I really never thought I would ever hear a Westerner describe this experience as their own. It’s such a strange feeling, with all the memories that it brings.

I’ll share more as I keep reading but if you are a Spanish-speaker, you need to read it now, it’s hardcore. I took 2g of melatonin to fall asleep faster, wake up sooner, and get an hour of reading done before I have to go to work. I don’t do that for just any book.

Q&A about Konatantin Kisin

I didn’t respond for a few days because, while I really like and agree with Kisin, it bores me to think about ideas with which I already agree.

Finally, however, I found a quote from Kisin with which I disagree. It’s an excerpt from a longer piece where he’s talking about the so-called “Woke Right”, agreeing that the term is clumsy and providing the following description:

The fringe of the Right which replicates every key aspect of wokeness:

– thinking the West is bad and siding with its enemies
– playing identity politics on the basis that their group is oppressed by a secret invisible force controlled by another group/groups
– having an obsession with group-based victimhood and grievance
– seeking to revise and pervert history to fit its ideological narrative
– reacting to disagreement with name-calling, ostracism and bullying
– creating a culture of fear among more centre-leaning people on their side to prevent criticism (you should see how many people message me privately to say they agree about the Woke Right but don’t want to say anything).

https://x.com/KonstantinKisin/status/1865824554737676465?t=CkrY8uGUG2plcNQkUVc_Lg&s=19

Tucker Carlson, Tulsi Gabbard, Candace Owens – Kisin means that kind of “the Right.” What these people invariably have in common is that they used to be on the Left and have now brought the foundational beliefs and intellectual habits of the Berkeley Left to the Right.
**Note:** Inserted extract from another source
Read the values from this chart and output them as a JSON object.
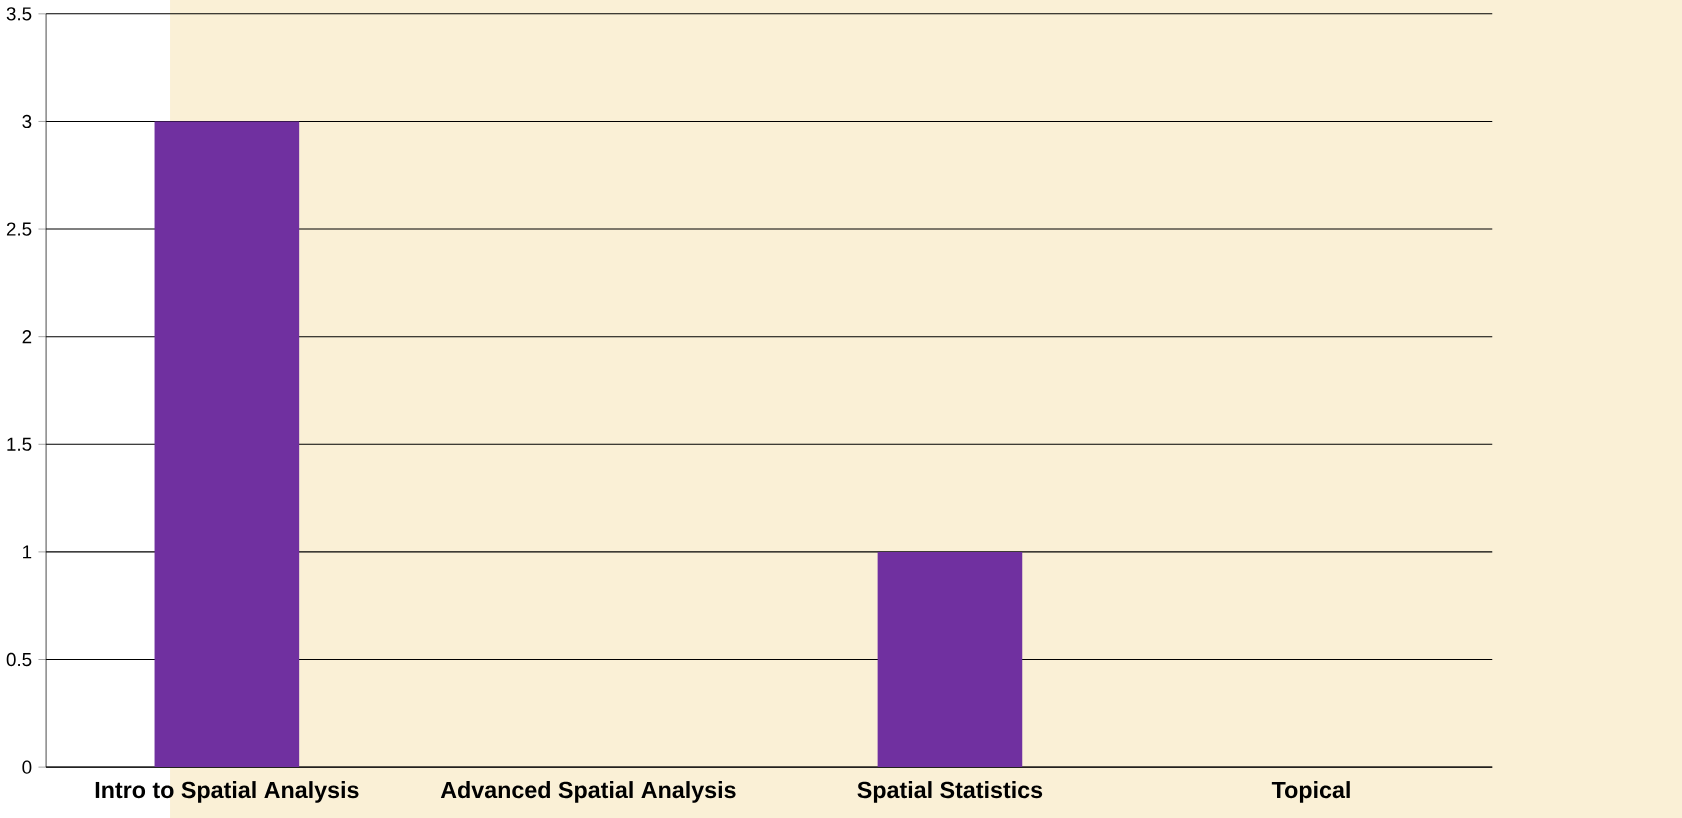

That’s why I don’t call them “Woke Right.” I call them “the Left.” Because that’s what they are, whether they are intellectually sophisticated enough to know it.
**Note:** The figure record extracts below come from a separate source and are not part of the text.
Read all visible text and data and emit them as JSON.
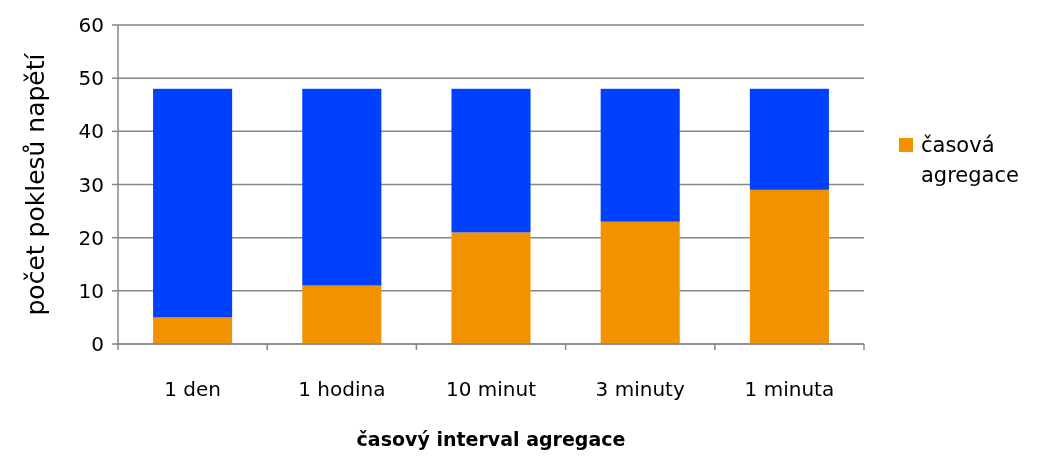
{
  "chart_data": {
    "type": "bar",
    "stacked": true,
    "xlabel": "časový interval agregace",
    "ylabel": "počet poklesů napětí",
    "categories": [
      "1 den",
      "1 hodina",
      "10 minut",
      "3 minuty",
      "1 minuta"
    ],
    "series": [
      {
        "name": "časová agregace",
        "color": "#f39200",
        "values": [
          5,
          11,
          21,
          23,
          29
        ]
      },
      {
        "color": "#0040ff",
        "values": [
          43,
          37,
          27,
          25,
          19
        ]
      }
    ],
    "ylim": [
      0,
      60
    ],
    "yticks": [
      0,
      10,
      20,
      30,
      40,
      50,
      60
    ],
    "grid": "y",
    "legend": "right"
  }
}
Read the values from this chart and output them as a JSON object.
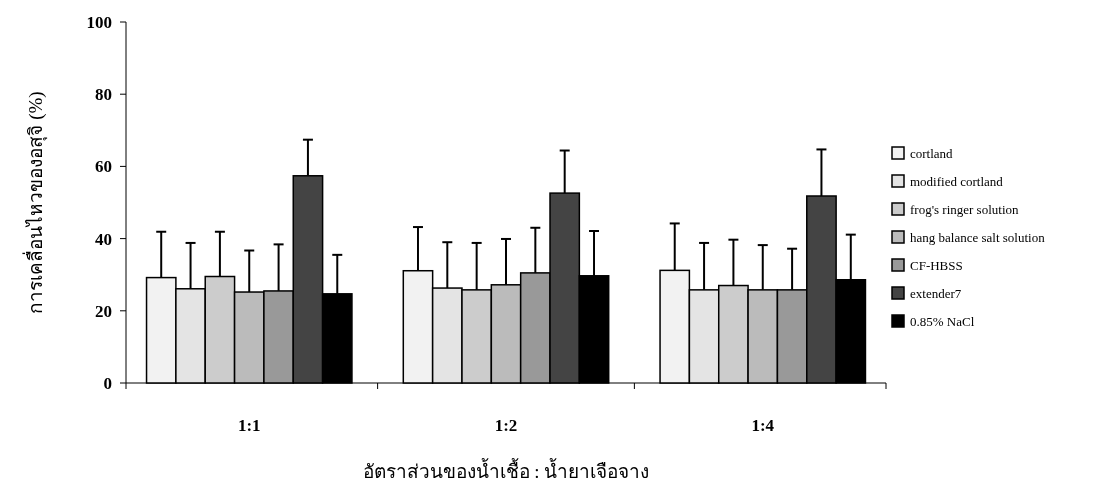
{
  "chart_data": {
    "type": "bar",
    "xlabel": "อัตราส่วนของน้ำเชื้อ : น้ำยาเจือจาง",
    "ylabel": "การเคลื่อนไหวของอสุจิ (%)",
    "categories": [
      "1:1",
      "1:2",
      "1:4"
    ],
    "ylim": [
      0,
      100
    ],
    "yticks": [
      0,
      20,
      40,
      60,
      80,
      100
    ],
    "legend": "right",
    "grid": false,
    "series": [
      {
        "name": "cortland",
        "color": "#f2f2f2",
        "values": [
          29.2,
          31.1,
          31.2
        ],
        "errors": [
          12.7,
          12.1,
          13.0
        ]
      },
      {
        "name": "modified cortland",
        "color": "#e4e4e4",
        "values": [
          26.1,
          26.3,
          25.8
        ],
        "errors": [
          12.7,
          12.7,
          13.0
        ]
      },
      {
        "name": "frog's ringer solution",
        "color": "#cccccc",
        "values": [
          29.5,
          25.8,
          27.0
        ],
        "errors": [
          12.4,
          13.0,
          12.7
        ]
      },
      {
        "name": "hang balance salt solution",
        "color": "#bbbbbb",
        "values": [
          25.2,
          27.2,
          25.8
        ],
        "errors": [
          11.5,
          12.7,
          12.4
        ]
      },
      {
        "name": "CF-HBSS",
        "color": "#999999",
        "values": [
          25.5,
          30.5,
          25.8
        ],
        "errors": [
          12.9,
          12.5,
          11.4
        ]
      },
      {
        "name": "extender7",
        "color": "#444444",
        "values": [
          57.4,
          52.6,
          51.8
        ],
        "errors": [
          10.0,
          11.8,
          12.9
        ]
      },
      {
        "name": "0.85% NaCl",
        "color": "#000000",
        "values": [
          24.7,
          29.7,
          28.6
        ],
        "errors": [
          10.8,
          12.4,
          12.5
        ]
      }
    ]
  }
}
I don’t believe in self-ID in any sphere of life.

Kisin gives a long definition of such people but I find all of the points on his list superfluous except for the first one. The main, central, number one characteristic of the Left at every point in history is it’s hatred of the Western civilization and efforts to champion whoever the enemy of the West is at any given time.
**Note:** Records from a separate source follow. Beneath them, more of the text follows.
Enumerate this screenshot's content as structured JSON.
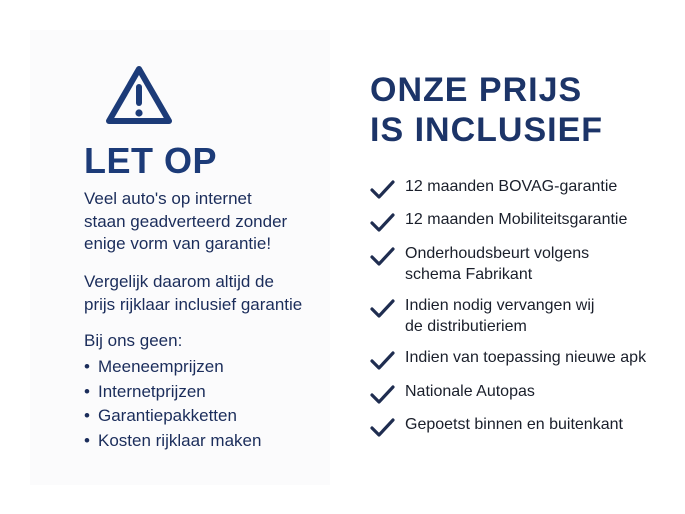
{
  "left": {
    "icon": "warning-triangle-icon",
    "title": "LET OP",
    "paragraph1": [
      "Veel auto's op internet",
      "staan geadverteerd zonder",
      "enige vorm van garantie!"
    ],
    "paragraph2": [
      "Vergelijk daarom altijd de",
      "prijs rijklaar inclusief garantie"
    ],
    "list_heading": "Bij ons geen:",
    "bullet": "•",
    "items": [
      "Meeneemprijzen",
      "Internetprijzen",
      "Garantiepakketten",
      "Kosten rijklaar maken"
    ]
  },
  "right": {
    "title": [
      "ONZE PRIJS",
      "IS INCLUSIEF"
    ],
    "check_icon": "checkmark-icon",
    "items": [
      [
        "12 maanden BOVAG-garantie"
      ],
      [
        "12 maanden Mobiliteitsgarantie"
      ],
      [
        "Onderhoudsbeurt volgens",
        "schema Fabrikant"
      ],
      [
        "Indien nodig vervangen wij",
        "de distributieriem"
      ],
      [
        "Indien van toepassing nieuwe apk"
      ],
      [
        "Nationale Autopas"
      ],
      [
        "Gepoetst binnen en buitenkant"
      ]
    ]
  },
  "colors": {
    "navy": "#1c3b78",
    "text": "#1b2d5b",
    "check": "#1f2d50"
  }
}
Bullying, schmullying, culture of fear – that’s all vapor. The real problem with Tucker and Candace is that they despise the West and shit on its greatest achievements. Everything else stems from that underlying, visceral contempt for the Western civilization. People who don’t notice the shocking similarities between Tulsi and the campus “Queers for Palestine” groups simply haven’t been around such groups enough. I live surrounded by them, so I notice.

So yes, Kisin is great. And Candace is a leftist who is probably too dumb to know it about herself.

Misguided Outrage

Here’s who Zhana Vrangalova is in her own words:

Dr. Zhana Vrangalova is the creator of the Casual Sex Project, a website where people share their true stories of hookups. She is also a New York City-based sex researcher, educator, writer, and frequent media consultant. She holds a PhD in Developmental Psychology from Cornell University, and studies casual sex, non-monogamy, and sexual orientation. She teaches Human Sexuality at NYU, blogs for Psychology Today, and tweets obsessively about new sex research.

Strangely, there’s no outrage against her while people were foaming at the mouth about the woman with the “smells in literature” dissertation.

Demanding Course

When I was leaving the classroom on the last day of class in my translation course, students applauded. This is normal in Canada but at my current university it doesn’t normally happen.

This translation course is the most demanding I ever teach. The largest number of written assignments, the lowest grades, hardly anybody is getting an A. I was an absolute bloodthirsty animal throughout.

The hardest course gets the most positive reaction. What does this tell us? Students don’t want an easy A. They don’t want to be coddled and treated like they are incapable. Young people aren’t stupid. They know they’ll have to make a living, and fluffy, feel-good courses won’t benefit them.